Is “image and likeness” a redundant phrase, or does it mark a distinction? Arguably the latter. To be created in God’s image is to be granted the potentiality for sharing in the divine life, a potentiality that may or may not be actualized and is shared in equally by all human beings without their consent. Likeness, however, results from man’s free actualization of that potentiality. Whereas the image of God is imposed on man, likeness to God is not, but requires the free cooperation of the creature.

— Bill Vallicella (via)  <link>

Why Is Fire Hot?

One winter evening, when the innovative engineer R. Buckminster Fuller was drinking tea by the fireplace of Prof. Hugh Kenner, three-year-old Lisa Kenner prolonged her bedtime farewell with the question: “Bucky, why is the fire hot?” Kenner writes: Some instinct told Lisa he was the man to ask. His answer, as he took her on his lap, began, like most of his answers, some distance away from the question. “You remember, darling, when the tree was growing in the sunlight?” On arms like upgroping branches, his hands became clusters of leaves as he described their collecting the sunlight, processing its energies into sugars, drawing them down into a stocky trunk. “Then the men cut it down. and and sawed it into logs.
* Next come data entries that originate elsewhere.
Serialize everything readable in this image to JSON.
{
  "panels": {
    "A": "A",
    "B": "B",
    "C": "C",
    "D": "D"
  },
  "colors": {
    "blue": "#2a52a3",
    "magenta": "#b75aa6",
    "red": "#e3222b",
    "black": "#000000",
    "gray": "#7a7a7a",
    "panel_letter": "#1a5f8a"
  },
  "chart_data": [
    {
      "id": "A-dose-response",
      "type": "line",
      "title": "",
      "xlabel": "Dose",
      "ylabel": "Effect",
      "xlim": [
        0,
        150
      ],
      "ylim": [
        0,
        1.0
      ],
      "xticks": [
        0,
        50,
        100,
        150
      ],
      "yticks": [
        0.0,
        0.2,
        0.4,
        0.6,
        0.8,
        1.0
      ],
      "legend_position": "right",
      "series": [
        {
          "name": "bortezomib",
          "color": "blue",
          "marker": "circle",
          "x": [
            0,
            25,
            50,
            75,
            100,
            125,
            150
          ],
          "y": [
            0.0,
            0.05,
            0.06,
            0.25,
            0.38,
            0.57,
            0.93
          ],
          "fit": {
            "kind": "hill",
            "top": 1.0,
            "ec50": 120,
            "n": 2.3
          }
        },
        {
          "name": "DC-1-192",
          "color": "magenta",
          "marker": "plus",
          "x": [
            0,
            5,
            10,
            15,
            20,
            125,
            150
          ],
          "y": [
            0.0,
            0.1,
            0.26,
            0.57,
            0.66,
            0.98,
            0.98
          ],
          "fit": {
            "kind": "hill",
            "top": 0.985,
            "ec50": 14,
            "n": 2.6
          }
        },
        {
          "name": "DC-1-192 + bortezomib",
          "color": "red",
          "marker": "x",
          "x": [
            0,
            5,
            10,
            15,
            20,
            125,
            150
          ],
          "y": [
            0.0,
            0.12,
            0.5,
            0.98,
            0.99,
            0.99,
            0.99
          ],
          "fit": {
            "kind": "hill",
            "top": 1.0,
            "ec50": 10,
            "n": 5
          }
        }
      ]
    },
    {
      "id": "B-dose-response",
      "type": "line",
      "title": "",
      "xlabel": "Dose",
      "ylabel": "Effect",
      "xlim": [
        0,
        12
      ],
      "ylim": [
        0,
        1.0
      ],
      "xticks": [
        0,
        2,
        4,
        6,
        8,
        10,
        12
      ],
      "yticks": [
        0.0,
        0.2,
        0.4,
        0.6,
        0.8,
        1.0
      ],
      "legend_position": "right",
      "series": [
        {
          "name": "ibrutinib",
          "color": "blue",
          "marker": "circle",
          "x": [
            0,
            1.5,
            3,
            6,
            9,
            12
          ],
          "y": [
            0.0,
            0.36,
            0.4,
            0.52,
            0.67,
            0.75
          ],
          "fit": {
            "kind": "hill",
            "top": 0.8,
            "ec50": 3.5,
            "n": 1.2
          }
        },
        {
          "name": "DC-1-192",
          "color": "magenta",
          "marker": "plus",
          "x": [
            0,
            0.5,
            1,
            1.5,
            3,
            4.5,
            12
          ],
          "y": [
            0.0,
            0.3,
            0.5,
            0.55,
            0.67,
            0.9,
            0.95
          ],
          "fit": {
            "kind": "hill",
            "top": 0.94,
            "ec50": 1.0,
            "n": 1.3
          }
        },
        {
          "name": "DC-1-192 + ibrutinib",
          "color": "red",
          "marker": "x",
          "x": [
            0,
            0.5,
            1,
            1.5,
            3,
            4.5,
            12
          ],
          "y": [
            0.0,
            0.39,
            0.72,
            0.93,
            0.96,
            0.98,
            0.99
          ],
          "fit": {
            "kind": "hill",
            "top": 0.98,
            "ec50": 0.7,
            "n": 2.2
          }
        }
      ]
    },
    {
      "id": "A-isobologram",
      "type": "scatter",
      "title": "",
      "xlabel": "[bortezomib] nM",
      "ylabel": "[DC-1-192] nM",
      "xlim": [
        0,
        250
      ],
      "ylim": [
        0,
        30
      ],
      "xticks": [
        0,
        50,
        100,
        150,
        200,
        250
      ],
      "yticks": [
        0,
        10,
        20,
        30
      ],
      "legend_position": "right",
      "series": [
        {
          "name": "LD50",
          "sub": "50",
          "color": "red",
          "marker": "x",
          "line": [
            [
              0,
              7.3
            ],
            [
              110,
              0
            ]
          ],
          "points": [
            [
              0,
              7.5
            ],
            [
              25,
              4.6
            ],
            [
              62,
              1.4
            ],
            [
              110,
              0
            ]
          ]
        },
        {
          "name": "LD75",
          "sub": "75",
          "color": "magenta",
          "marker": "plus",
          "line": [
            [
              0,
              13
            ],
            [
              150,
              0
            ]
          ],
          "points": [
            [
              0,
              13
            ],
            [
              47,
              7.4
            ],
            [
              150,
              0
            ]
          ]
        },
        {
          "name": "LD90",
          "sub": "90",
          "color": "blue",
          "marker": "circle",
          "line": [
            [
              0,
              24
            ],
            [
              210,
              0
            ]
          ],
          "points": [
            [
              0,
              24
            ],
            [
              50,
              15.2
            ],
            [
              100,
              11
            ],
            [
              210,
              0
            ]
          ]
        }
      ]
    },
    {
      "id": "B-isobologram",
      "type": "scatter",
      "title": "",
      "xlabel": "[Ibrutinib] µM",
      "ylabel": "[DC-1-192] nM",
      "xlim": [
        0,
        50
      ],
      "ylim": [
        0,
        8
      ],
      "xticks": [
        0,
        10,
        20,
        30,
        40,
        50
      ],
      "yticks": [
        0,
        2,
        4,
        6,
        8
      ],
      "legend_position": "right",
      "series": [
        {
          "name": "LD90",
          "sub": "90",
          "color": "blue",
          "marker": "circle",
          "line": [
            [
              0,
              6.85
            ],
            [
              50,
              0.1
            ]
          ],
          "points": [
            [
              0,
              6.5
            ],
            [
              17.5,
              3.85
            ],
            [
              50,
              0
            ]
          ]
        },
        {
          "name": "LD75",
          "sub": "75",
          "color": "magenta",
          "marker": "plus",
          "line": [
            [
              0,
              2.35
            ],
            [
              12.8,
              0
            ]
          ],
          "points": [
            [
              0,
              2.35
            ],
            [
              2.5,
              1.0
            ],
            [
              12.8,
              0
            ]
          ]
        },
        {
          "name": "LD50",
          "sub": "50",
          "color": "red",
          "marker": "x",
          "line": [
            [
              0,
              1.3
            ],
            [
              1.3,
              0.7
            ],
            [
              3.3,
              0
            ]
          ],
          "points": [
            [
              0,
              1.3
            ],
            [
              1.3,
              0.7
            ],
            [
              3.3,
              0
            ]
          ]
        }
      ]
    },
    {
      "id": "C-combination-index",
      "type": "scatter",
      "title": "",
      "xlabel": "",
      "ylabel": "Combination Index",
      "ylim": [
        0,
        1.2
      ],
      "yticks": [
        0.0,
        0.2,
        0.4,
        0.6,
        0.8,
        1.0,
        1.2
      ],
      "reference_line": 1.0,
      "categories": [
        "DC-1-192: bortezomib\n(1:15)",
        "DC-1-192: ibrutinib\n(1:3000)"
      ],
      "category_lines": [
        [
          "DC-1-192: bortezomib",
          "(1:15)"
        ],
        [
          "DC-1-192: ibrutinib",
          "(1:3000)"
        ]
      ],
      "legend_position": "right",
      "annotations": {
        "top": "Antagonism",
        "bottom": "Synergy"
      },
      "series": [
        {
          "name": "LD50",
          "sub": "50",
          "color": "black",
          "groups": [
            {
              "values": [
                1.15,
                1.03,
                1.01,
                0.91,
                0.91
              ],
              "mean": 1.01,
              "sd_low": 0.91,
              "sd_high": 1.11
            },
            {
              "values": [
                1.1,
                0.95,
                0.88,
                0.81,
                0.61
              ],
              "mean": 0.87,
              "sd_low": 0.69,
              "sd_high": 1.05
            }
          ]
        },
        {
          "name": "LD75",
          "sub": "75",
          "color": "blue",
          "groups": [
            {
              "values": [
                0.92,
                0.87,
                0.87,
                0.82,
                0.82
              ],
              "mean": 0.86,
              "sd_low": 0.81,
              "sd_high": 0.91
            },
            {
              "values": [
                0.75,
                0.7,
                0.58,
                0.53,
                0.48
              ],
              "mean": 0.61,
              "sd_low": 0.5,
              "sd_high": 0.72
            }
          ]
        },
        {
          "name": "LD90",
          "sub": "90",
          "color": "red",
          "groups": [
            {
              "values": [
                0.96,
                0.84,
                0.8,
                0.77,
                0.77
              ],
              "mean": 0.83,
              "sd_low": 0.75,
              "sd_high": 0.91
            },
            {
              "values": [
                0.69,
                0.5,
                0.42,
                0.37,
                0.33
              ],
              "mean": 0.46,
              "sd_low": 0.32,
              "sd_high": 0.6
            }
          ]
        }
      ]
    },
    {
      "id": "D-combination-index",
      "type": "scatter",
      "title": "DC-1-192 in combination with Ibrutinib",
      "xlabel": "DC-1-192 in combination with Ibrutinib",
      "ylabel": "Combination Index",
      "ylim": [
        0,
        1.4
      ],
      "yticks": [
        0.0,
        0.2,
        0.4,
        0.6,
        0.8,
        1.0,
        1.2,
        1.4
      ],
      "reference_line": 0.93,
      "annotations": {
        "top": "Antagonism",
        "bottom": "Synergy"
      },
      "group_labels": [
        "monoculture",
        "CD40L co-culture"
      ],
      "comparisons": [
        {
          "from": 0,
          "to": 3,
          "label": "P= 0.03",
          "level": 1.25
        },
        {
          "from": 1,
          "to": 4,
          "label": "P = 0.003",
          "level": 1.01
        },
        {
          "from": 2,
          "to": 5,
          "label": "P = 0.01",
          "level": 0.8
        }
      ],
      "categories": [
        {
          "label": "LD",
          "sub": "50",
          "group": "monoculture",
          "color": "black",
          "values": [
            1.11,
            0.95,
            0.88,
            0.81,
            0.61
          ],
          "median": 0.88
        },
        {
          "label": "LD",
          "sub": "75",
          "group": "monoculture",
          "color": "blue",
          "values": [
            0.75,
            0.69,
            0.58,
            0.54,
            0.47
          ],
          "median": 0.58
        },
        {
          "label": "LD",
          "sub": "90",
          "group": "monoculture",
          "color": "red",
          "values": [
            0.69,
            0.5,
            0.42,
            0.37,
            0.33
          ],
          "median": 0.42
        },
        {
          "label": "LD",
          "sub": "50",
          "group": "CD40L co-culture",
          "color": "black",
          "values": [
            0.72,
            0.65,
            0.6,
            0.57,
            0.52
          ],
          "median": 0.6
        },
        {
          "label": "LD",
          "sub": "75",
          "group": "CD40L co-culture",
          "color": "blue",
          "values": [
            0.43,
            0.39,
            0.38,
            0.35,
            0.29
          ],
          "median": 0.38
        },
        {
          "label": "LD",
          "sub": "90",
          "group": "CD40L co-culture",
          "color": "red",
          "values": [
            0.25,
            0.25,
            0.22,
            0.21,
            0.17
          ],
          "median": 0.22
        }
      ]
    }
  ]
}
And what you see now”—he pointed to the crackling hearth—“is the sunlight, unwinding from the log.”

— Author unknown, reference is to New York Times Magazine via Readers’ Digest  <link>

So every day
I was surrounded by the beautiful crying forth
of the ideas of God,
one of which was you.

— Mary Oliver, poem from Red Bird  <link>

…by virtue of the Creation and, still more, of the Incarnation,
nothing here below is profane for those who know how to see.

— Pierre Teilhard de Chardin  <link>

The Beauty of Creation

In general, every time you feel in God’s creatures something pleasing and attractive, do not let your attention be arrested by them alone, but, passing them by, transfer your thought to God and say: “O my God, if Thy creations are so full of beauty, delight and joy, how infinitely more full of beauty, delight and joy art thou thyself, Creator of all!”

— Nicodemus of the Holy Mountain  <link>

God, not we, is the source of silence.

— Philip Gröning , filmmaker of Into Great Silence  <link>

Creation is not a one-time event. It is God’s ongoing gift on every level from the humblest quark to the highest stage of consciousness.

— Thomas Keating  <link>

Today words no longer arise out of silence, through a creative act of the spirit which gives meaning to language and to the silence, but from other words, from the noise of other words. Neither do they return to the silence but into the noise of other words, to become immersed therein.